Mura Anna, Pintus Francesca, Lai Paola, Padiglia Alessandra, Bellelli Andrea, Floris Giovanni, Medda Rosaria
Department of Applied Sciences in Biosystems, University of Cagliari, I-09042 Monserrato, Italy.
Biol Chem. 2006 May;387(5):559-67. doi: 10.1515/BC.2006.072.
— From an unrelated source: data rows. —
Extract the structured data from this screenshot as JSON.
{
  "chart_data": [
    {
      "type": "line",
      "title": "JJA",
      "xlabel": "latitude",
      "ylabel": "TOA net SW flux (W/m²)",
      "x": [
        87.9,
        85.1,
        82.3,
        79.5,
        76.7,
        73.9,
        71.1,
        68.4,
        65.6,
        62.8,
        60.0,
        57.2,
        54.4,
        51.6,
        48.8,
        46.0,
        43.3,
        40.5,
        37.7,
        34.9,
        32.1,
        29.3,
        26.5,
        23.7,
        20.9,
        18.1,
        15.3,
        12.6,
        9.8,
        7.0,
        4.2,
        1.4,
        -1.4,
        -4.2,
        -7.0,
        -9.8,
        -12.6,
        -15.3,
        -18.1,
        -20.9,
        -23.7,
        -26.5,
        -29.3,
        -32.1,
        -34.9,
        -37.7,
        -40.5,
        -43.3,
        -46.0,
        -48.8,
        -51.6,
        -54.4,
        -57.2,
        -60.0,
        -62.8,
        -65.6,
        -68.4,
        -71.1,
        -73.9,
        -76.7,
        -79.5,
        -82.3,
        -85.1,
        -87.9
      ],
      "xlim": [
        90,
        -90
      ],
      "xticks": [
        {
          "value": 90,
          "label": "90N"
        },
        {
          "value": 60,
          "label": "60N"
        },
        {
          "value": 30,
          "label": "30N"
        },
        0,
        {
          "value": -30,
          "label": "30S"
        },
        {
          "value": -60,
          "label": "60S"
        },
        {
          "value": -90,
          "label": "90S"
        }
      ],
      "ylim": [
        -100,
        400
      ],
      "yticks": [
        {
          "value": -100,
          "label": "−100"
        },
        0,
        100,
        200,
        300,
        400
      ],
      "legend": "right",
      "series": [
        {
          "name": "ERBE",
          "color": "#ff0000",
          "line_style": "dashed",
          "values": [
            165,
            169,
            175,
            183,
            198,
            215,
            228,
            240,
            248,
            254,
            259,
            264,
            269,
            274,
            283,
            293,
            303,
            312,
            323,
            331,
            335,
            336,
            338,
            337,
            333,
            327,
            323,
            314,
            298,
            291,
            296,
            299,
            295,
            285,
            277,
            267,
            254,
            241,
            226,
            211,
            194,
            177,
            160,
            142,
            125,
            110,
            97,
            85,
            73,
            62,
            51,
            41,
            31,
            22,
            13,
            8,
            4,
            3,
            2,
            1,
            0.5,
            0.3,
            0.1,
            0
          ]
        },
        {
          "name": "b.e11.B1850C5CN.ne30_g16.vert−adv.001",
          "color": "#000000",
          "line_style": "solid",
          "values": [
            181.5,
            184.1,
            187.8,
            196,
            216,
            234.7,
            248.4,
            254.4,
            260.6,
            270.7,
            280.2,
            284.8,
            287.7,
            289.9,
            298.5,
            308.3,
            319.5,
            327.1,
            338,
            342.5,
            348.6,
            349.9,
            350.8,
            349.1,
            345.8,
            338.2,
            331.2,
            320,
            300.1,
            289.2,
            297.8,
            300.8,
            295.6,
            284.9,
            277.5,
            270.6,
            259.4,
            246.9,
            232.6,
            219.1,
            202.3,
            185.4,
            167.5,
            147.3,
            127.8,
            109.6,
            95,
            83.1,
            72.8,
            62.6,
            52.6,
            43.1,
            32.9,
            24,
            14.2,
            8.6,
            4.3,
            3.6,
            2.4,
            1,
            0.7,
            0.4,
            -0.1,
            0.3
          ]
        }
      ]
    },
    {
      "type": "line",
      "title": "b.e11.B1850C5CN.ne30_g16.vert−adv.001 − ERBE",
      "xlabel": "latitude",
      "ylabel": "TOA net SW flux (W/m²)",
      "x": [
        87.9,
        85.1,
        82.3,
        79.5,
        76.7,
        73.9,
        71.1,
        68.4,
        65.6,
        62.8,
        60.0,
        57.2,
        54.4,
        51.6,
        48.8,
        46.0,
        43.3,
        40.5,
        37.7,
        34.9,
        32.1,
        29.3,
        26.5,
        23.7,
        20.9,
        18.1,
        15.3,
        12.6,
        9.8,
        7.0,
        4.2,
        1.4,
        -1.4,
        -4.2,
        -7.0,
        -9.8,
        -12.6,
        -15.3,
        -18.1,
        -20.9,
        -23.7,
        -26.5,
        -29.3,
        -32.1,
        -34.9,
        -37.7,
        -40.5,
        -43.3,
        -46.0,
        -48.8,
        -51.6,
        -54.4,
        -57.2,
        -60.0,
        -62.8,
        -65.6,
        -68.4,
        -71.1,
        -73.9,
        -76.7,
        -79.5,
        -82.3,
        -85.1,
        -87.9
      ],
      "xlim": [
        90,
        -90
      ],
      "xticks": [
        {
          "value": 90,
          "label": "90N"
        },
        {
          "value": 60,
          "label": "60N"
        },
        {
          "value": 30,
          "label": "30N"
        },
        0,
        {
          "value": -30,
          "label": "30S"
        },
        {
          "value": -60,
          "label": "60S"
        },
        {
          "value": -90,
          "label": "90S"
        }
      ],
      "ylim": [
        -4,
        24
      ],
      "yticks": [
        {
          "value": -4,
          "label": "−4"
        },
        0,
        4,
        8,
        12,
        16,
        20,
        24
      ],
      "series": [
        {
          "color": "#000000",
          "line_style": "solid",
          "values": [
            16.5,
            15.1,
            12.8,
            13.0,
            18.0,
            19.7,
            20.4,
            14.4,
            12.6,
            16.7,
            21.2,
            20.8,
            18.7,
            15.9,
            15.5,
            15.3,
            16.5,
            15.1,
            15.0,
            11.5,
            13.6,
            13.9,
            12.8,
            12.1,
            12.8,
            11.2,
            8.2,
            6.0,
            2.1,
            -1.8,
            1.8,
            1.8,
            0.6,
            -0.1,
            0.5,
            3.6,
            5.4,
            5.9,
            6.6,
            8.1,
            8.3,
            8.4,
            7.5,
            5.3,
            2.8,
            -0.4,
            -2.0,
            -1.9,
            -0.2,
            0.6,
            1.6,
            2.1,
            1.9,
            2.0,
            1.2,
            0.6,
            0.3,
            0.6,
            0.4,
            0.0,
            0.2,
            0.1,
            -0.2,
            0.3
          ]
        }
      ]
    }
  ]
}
The reaction of Euphorbia characias latex peroxidase (ELP) with hydrogen peroxide as the sole substrate was studied by conventional and stopped-flow spectrophotometry. The reaction mechanism occurs via three distinct pathways. In the first (pathway I), ELP shows catalase-like activity: H2O2 oxidizes the native enzyme to compound I and subsequently acts as a reducing substrate, again converting compound I to the resting ferric enzyme. In the presence of an excess of hydrogen peroxide, compound I is still formed and further reacts in two other pathways. In pathway II, compound I initiates a series of cyclic reactions leading to the formation of compound II and compound III, and then returns to the native resting state. In pathway III, the enzyme is inactivated and compound I is converted into a bleached inactive species; this reaction proceeds faster in samples illuminated with bright white light, demonstrating that at least one of the intermediates is photosensitive. Calcium ions decrease the rate of pathway I and accelerate the rate of pathways II and III. Moreover, in the presence of calcium the inactive stable verdohemochrome P670 species accumulates. Thus, Ca2+ ions seem to be the key for all catalytic pathways of Euphorbia peroxidase.
通过传统分光光度法和停流分光光度法研究了大戟乳胶过氧化物酶(ELP)与过氧化氢作为唯一底物的反应。反应机制通过三种不同途径发生。在第一种途径(途径I)中,ELP表现出过氧化氢酶样活性:H2O2将天然酶氧化为化合物I,随后作为还原底物,再次将化合物I转化为静止的铁酶。在过氧化氢过量的情况下,化合物I仍然形成并在另外两种途径中进一步反应。在途径II中,化合物I引发一系列循环反应,导致化合物II和化合物III的形成,然后回到天然静止状态。在途径III中,酶失活,化合物I转化为漂白的无活性物种;该反应在明亮白光照射的样品中进行得更快,表明至少有一种中间体是光敏的。钙离子降低途径I的速率并加速途径II和III的速率。此外,在有钙的情况下,无活性的稳定的绿血色原P670物种积累。因此,Ca2+离子似乎是大戟过氧化物酶所有催化途径的关键。